About Fine Art Dealers Pimlico Wilde

NB – The art for sale is real but please take everything you read on this site with a pinch of salt.

It’s all about the vibes. Stand aside art history, forget years of boring art, ignore the price, let’s vibe.

Art dealer to the stars! Pimlico Wilde helped me achieve my life’s ambition of filling my house with artworks all by artists whose middle name was George.

Donna Plugh, star of the much copied 2004 podcast Chatting with my Friends

Pimlico Wilde are an art dealer with roots in the early 400s AD when one of our founders Lord Heinrich Hoppewill bought the Holy Grail from a market stall in Naples. Since then we have dealt in many famous pictures, including The Woman in a Tree by Monty Wassail, Joseph and his brothers (They still don’t know it’s him!) by Anna Quertic and the famed self-portrait by King George III described by Sir Justin Coppersmith as a terrible dawdling doodle*, entitled Self-portrait from memory without a mirror.

After World War Two we closed our office in Berlin and moved to London, where we were instrumental in building Sir Rafford Spikely-Steven’s collection of pre-Raphaelite charcoal sketches of Norfolk churches. We also played a part in helping Zachariah Cogge acquire his world class canvases by the criminally under-known early Renaissance painter from Northern England, Marco di Manchester.

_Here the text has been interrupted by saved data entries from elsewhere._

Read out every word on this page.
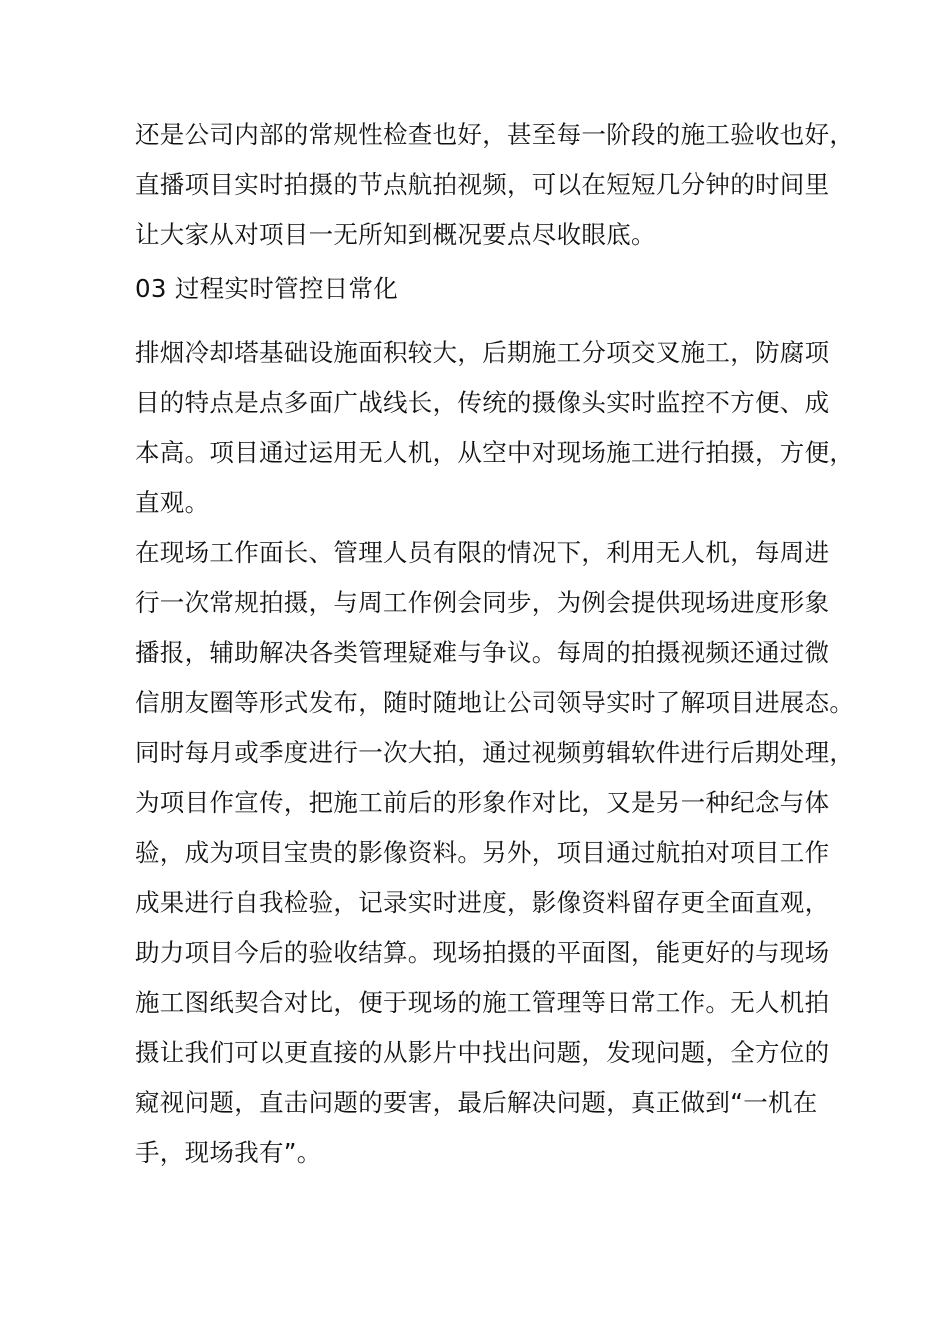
还是公司内部的常规性检查也好，甚至每一阶段的施工验收也好，
直播项目实时拍摄的节点航拍视频，可以在短短几分钟的时间里
让大家从对项目一无所知到概况要点尽收眼底。
03 过程实时管控日常化
排烟冷却塔基础设施面积较大，后期施工分项交叉施工，防腐项
目的特点是点多面广战线长，传统的摄像头实时监控不方便、成
本高。项目通过运用无人机，从空中对现场施工进行拍摄，方便，
直观。
在现场工作面长、管理人员有限的情况下，利用无人机，每周进
行一次常规拍摄，与周工作例会同步，为例会提供现场进度形象
播报，辅助解决各类管理疑难与争议。每周的拍摄视频还通过微
信朋友圈等形式发布，随时随地让公司领导实时了解项目进展态。
同时每月或季度进行一次大拍，通过视频剪辑软件进行后期处理，
为项目作宣传，把施工前后的形象作对比，又是另一种纪念与体
验，成为项目宝贵的影像资料。另外，项目通过航拍对项目工作
成果进行自我检验，记录实时进度，影像资料留存更全面直观，
助力项目今后的验收结算。现场拍摄的平面图，能更好的与现场
施工图纸契合对比，便于现场的施工管理等日常工作。无人机拍
摄让我们可以更直接的从影片中找出问题，发现问题，全方位的
窥视问题，直击问题的要害，最后解决问题，真正做到“一机在
手，现场我有”。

Today we deal mainly in contemporary art, having shows in our gallery by stars of the art world like Davide Palle, Zipp Handkerchief and Flimble O’Leary.

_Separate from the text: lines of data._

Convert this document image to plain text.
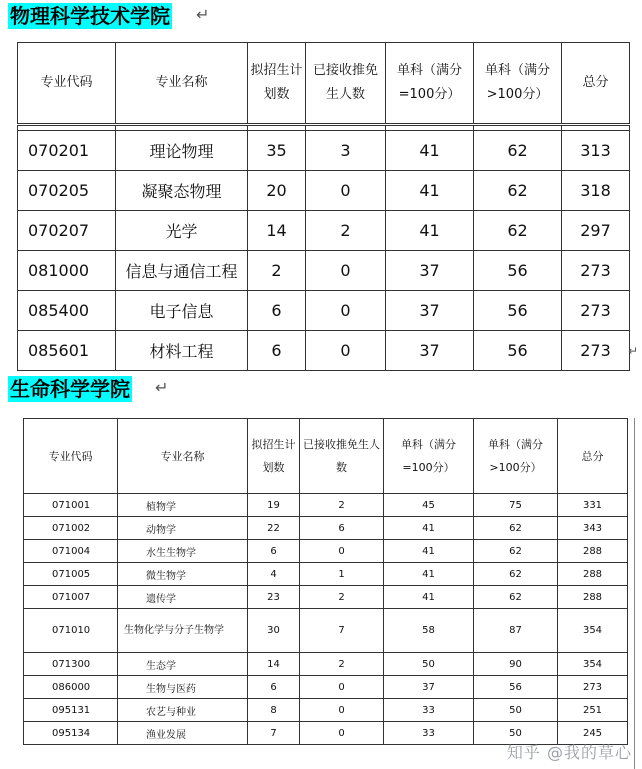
物理科学技术学院 ↵
专业代码	专业名称	拟招生计划数	已接收推免生人数	单科（满分=100分）	单科（满分>100分）	总分

070201	理论物理	35	3	41	62	313
070205	凝聚态物理	20	0	41	62	318
070207	光学	14	2	41	62	297
081000	信息与通信工程	2	0	37	56	273
085400	电子信息	6	0	37	56	273
085601	材料工程	6	0	37	56	273 ↵
生命科学学院 ↵
专业代码	专业名称	拟招生计划数	已接收推免生人数	单科（满分=100分）	单科（满分>100分）	总分
071001	植物学	19	2	45	75	331
071002	动物学	22	6	41	62	343
071004	水生生物学	6	0	41	62	288
071005	微生物学	4	1	41	62	288
071007	遗传学	23	2	41	62	288
071010	生物化学与分子生物学	30	7	58	87	354
071300	生态学	14	2	50	90	354
086000	生物与医药	6	0	37	56	273
095131	农艺与种业	8	0	33	50	251
095134	渔业发展	7	0	33	50	245
知乎 @我的草心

We are famous for having the only show of Sean Ordain’s immersive artwork “Get your coke here” before it was banned and he was sent to rehab. We acknowledge that we thought he was going to be giving out free Coca Cola, but that wasn’t the case.

If you would like to purchase a work by or order a commission, please use our contact form to make an enquiry.


*For which he spent seven years in the Tower of London, only escaping when he painted a picture of himself so lifelike that the guards mistook it for him when they saw it on his pillow, thought he was abed and thus allowed Sir Justin to escape in a laundry basket à la Sir John F.